Lo.and behold the Trumpists write a study that make out that Republicans are amazing. Given the authors involved I’ll wait for peer review thanks.

    drednicolson in reply to Fatkins. | April 11, 2022 at 10:26 pm

    Counterfactual arguments by assertion. It’s all you have.

      Fatkins in reply to drednicolson. | April 12, 2022 at 6:25 am

      In this particular case there are specific concerns about the authors, but clearly that’s not a good reason to dismiss out of hand. Thus ill await judgement as soon as I see a knowledgeable review of the document.

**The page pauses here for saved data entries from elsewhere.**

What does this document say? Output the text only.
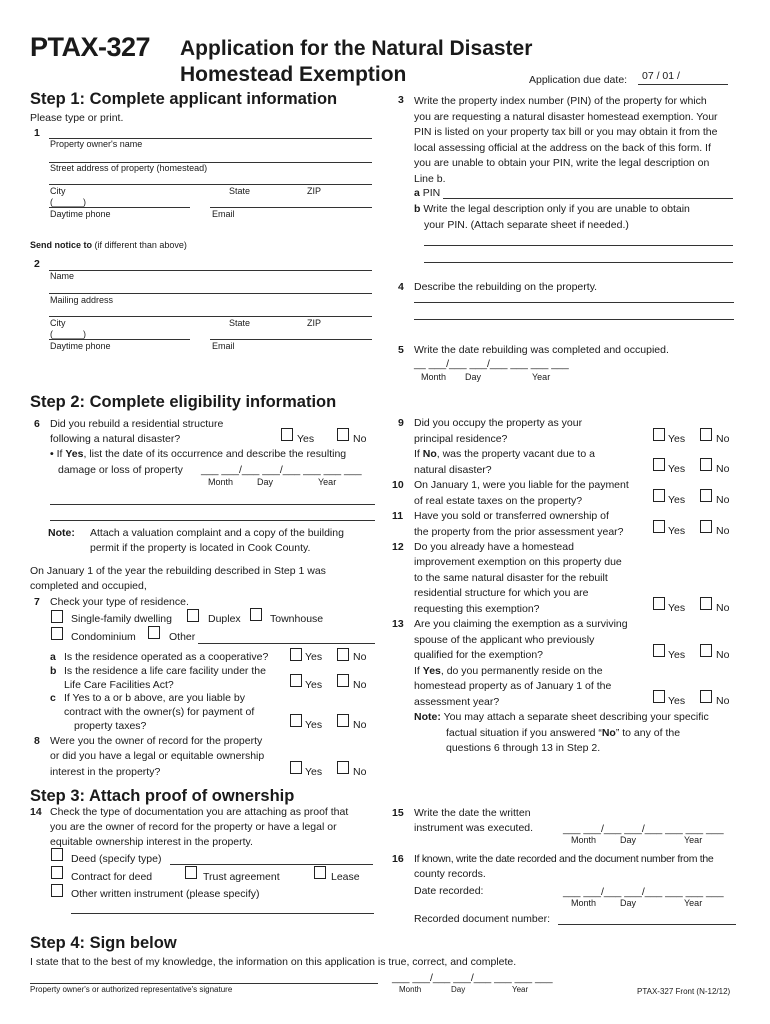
PTAX-327 Application for the Natural Disaster
Homestead Exemption	Application due date: 07 / 01 /
Step 1: Complete applicant information
Please type or print.
1
Property owner's name
Street address of property (homestead)
City	State	ZIP
(______)
Daytime phone	Email
Send notice to (if different than above)
2
Name
Mailing address
City	State	ZIP
(______)
Daytime phone	Email
3 Write the property index number (PIN) of the property for which
you are requesting a natural disaster homestead exemption. Your
PIN is listed on your property tax bill or you may obtain it from the
local assessing official at the address on the back of this form. If
you are unable to obtain your PIN, write the legal description on
Line b.
a PIN
b Write the legal description only if you are unable to obtain
your PIN. (Attach separate sheet if needed.)
4 Describe the rebuilding on the property.
5 Write the date rebuilding was completed and occupied.
__ ___/___ ___/___ ___ ___ ___
Month Day	Year
Step 2: Complete eligibility information
6 Did you rebuild a residential structure
following a natural disaster?	Yes	No
• If Yes, list the date of its occurrence and describe the resulting
damage or loss of property ___ ___/___ ___/___ ___ ___ ___
Month	Day	Year
Note: Attach a valuation complaint and a copy of the building
permit if the property is located in Cook County.
On January 1 of the year the rebuilding described in Step 1 was
completed and occupied,
7 Check your type of residence.
Single-family dwelling	Duplex	Townhouse
Condominium	Other
a Is the residence operated as a cooperative?	Yes	No
b Is the residence a life care facility under the
Life Care Facilities Act?	Yes	No
c If Yes to a or b above, are you liable by
contract with the owner(s) for payment of
property taxes?	Yes	No
8 Were you the owner of record for the property
or did you have a legal or equitable ownership
interest in the property?	Yes	No
9 Did you occupy the property as your
principal residence?	Yes	No
If No, was the property vacant due to a
natural disaster?	Yes	No
10 On January 1, were you liable for the payment
of real estate taxes on the property?	Yes	No
11 Have you sold or transferred ownership of
the property from the prior assessment year?	Yes	No
12 Do you already have a homestead
improvement exemption on this property due
to the same natural disaster for the rebuilt
residential structure for which you are
requesting this exemption?	Yes	No
13 Are you claiming the exemption as a surviving
spouse of the applicant who previously
qualified for the exemption?	Yes	No
If Yes, do you permanently reside on the
homestead property as of January 1 of the
assessment year?	Yes	No
Note: You may attach a separate sheet describing your specific
factual situation if you answered “No” to any of the
questions 6 through 13 in Step 2.
Step 3: Attach proof of ownership
14 Check the type of documentation you are attaching as proof that
you are the owner of record for the property or have a legal or
equitable ownership interest in the property.
Deed (specify type)
Contract for deed	Trust agreement	Lease
Other written instrument (please specify)
15 Write the date the written
instrument was executed.	___ ___/___ ___/___ ___ ___ ___
Month	Day	Year
16 If known, write the date recorded and the document number from the
county records.
Date recorded:	___ ___/___ ___/___ ___ ___ ___
Month	Day	Year
Recorded document number:
Step 4: Sign below
I state that to the best of my knowledge, the information on this application is true, correct, and complete.
Property owner's or authorized representative's signature
___ ___/___ ___/___ ___ ___ ___
Month	Day	Year	PTAX-327 Front (N-12/12)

      So lets be clear I haven’t made an argument for or against. Seems to me that you haven’t really understood that point. Its perfectly reasonable to highlight red flag such as political bias and then state well maybe we should wait for a decent review. Gushing requotes citing it as proof of how wonderful red state policies are isn’t critical.

      You should try being critical sometime, might change your view.

        healthguyfsu in reply to Fatkins. | April 12, 2022 at 7:33 am

        You already showed your hand and tried to pass soft judgment with your snark, fatty.

        Thanks for being your usual idiot self.

    Ironclaw in reply to Fatkins. | April 12, 2022 at 7:19 pm

    Having a hard time arguing against facts are you?

      Fatkins in reply to Ironclaw. | April 13, 2022 at 5:36 am

      ahahaha, a study is not ‘fact’ the underlying facts have been weighted, so the question becomes has that been applied correctly

        healthguyfsu in reply to Fatkins. | April 13, 2022 at 2:14 pm

        Now apply this to every propaganda piece you read and come into comment lines spouting as fact and disputing anything that activates your cognitive dissonance as “wrong”, “absurd”, or “untruthful”

Inslee succeeded famously. He emptied the jails completely under the guise of COVID.

Vermont is governed by republicans?

“Instead, the states with lockdowns still have high unemployment rates. It will take a long time for those economies to recover, especially since a lot of businesses closed down forever.’

And others left those states and moved where the climate – business and otherwise – is better. A lot of the employees of those companies are happily moving to states where the schools their kids attend won’t be run by “woke” imbeciles. Here in West Palm Beach we can’t BUILD houses, office towers and apartment/condo blocks fast enough to keep up with demand.